Business

India and Mauritius Strengthen Tax Cooperation with Revised Treaty

India and Mauritius have taken a significant step towards curbing potential tax evasion by revising their bilateral tax treaty. This revision aims to close loopholes that could have been exploited for tax avoidance purposes.

While the specific details of the revisions are not yet publicly available, the move highlights the ongoing efforts of both countries to strengthen their tax cooperation. This is particularly important in today’s globalized economy, where cross-border transactions are increasingly common.
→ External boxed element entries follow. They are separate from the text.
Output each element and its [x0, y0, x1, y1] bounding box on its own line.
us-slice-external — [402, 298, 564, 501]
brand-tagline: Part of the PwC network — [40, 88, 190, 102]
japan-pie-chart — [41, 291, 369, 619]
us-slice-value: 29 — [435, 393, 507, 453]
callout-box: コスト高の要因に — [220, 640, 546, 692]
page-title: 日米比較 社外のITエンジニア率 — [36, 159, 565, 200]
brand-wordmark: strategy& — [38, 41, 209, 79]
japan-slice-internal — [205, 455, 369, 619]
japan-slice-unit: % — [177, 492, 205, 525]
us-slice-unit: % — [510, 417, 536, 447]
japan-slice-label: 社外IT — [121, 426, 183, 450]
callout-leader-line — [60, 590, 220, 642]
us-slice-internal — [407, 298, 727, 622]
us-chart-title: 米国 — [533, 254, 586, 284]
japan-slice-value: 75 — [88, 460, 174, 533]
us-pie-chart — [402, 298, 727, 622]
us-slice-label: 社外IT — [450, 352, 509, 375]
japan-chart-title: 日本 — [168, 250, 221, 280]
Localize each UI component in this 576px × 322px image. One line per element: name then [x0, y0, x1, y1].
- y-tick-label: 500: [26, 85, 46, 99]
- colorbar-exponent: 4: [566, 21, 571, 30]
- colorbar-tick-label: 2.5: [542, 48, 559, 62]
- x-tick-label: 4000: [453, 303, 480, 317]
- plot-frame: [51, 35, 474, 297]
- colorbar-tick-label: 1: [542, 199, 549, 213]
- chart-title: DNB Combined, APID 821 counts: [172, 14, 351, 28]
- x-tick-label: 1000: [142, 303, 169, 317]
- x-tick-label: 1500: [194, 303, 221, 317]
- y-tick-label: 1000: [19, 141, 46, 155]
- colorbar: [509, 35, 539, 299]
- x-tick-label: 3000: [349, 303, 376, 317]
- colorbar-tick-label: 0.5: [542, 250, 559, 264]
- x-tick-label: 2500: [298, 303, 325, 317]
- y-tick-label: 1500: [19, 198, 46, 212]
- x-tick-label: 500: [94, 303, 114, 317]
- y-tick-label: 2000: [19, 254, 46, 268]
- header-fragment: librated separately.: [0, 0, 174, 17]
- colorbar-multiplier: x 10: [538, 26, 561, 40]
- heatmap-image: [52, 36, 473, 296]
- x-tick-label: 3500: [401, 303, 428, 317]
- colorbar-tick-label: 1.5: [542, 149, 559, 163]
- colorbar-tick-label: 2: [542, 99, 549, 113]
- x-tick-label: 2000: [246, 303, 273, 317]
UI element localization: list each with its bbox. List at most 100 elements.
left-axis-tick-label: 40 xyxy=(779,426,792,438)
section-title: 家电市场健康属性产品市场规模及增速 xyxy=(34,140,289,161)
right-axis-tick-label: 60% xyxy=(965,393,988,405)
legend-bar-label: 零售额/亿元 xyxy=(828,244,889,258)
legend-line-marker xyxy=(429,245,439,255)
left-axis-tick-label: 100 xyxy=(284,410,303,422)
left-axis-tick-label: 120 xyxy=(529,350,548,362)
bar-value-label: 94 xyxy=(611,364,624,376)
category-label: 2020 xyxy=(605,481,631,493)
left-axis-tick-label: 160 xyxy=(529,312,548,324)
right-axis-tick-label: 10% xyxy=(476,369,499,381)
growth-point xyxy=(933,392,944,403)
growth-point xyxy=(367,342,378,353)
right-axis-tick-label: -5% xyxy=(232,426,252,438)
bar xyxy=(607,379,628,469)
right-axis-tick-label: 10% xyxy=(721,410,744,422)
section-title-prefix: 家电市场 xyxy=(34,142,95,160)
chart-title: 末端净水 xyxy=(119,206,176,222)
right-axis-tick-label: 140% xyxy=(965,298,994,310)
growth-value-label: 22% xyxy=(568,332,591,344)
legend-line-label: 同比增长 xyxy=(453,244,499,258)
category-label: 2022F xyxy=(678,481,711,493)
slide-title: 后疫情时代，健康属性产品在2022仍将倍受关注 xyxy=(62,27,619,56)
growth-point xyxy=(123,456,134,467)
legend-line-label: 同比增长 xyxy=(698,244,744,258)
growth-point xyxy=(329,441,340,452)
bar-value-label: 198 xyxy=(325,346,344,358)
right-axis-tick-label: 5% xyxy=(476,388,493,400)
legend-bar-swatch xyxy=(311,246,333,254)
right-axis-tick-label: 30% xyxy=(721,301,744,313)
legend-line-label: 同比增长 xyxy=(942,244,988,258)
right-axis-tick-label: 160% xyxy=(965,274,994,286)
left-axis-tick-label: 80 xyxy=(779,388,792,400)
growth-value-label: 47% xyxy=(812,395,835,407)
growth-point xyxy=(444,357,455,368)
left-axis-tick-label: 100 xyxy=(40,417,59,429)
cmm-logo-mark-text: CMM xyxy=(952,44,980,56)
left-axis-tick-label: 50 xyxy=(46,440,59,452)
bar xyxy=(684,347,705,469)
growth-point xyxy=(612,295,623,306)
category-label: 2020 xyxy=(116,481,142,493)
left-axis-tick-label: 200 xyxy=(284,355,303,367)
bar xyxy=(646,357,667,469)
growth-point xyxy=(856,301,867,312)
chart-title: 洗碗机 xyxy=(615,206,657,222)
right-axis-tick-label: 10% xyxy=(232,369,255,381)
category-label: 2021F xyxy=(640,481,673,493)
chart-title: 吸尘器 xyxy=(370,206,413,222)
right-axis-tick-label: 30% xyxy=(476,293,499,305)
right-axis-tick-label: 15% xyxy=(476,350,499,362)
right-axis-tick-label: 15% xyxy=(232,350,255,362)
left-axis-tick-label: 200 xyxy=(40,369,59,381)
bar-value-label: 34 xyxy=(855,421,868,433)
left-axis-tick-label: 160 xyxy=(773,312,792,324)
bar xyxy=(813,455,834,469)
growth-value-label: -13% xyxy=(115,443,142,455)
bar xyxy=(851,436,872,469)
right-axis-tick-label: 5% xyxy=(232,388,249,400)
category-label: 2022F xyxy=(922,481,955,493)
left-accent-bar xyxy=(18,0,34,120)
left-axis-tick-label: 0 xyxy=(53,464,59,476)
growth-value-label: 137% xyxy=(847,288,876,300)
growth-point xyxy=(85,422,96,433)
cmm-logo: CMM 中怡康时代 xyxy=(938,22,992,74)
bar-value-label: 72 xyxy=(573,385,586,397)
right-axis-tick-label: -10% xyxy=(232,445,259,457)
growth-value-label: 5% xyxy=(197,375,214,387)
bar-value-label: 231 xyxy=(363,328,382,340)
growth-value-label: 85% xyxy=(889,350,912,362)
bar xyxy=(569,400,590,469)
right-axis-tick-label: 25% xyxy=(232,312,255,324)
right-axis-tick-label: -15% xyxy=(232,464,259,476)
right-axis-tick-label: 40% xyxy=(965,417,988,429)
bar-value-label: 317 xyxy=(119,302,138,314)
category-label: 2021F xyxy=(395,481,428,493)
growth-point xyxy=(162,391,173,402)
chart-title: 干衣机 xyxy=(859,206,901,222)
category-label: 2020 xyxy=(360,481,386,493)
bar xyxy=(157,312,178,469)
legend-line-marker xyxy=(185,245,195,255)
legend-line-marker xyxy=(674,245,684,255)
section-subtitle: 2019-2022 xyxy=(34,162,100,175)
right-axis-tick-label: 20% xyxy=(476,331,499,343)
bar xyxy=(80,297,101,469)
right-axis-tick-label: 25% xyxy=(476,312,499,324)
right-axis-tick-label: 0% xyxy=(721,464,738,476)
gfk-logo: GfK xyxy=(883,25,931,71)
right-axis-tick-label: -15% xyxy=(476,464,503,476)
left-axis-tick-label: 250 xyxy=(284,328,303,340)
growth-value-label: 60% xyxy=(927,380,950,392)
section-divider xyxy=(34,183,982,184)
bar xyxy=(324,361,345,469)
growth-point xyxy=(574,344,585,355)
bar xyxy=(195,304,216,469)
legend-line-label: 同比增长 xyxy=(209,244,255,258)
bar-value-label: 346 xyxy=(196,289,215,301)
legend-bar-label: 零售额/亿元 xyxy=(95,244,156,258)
The revised treaty is likely to include provisions that enhance information exchange between the Indian and Mauritian tax authorities. This could include automatic exchange of information on financial accounts, which has become a global standard for tax transparency.

The revisions could also introduce limitations on treaty benefits for companies and individuals who do not meet certain criteria for residency or beneficial ownership. This would help prevent shell companies or other artificial structures from being used to improperly avoid taxes.

Overall, the revised India-Mauritius tax treaty is a positive development for both countries. It demonstrates their commitment to tackling tax evasion and ensuring a fairer tax system.

Additional Information Needed

While this news article provides a general overview of the revised tax treaty, more details are awaited on the specific revisions made. This would allow for a clearer understanding of the potential impact of the treaty on businesses and individuals.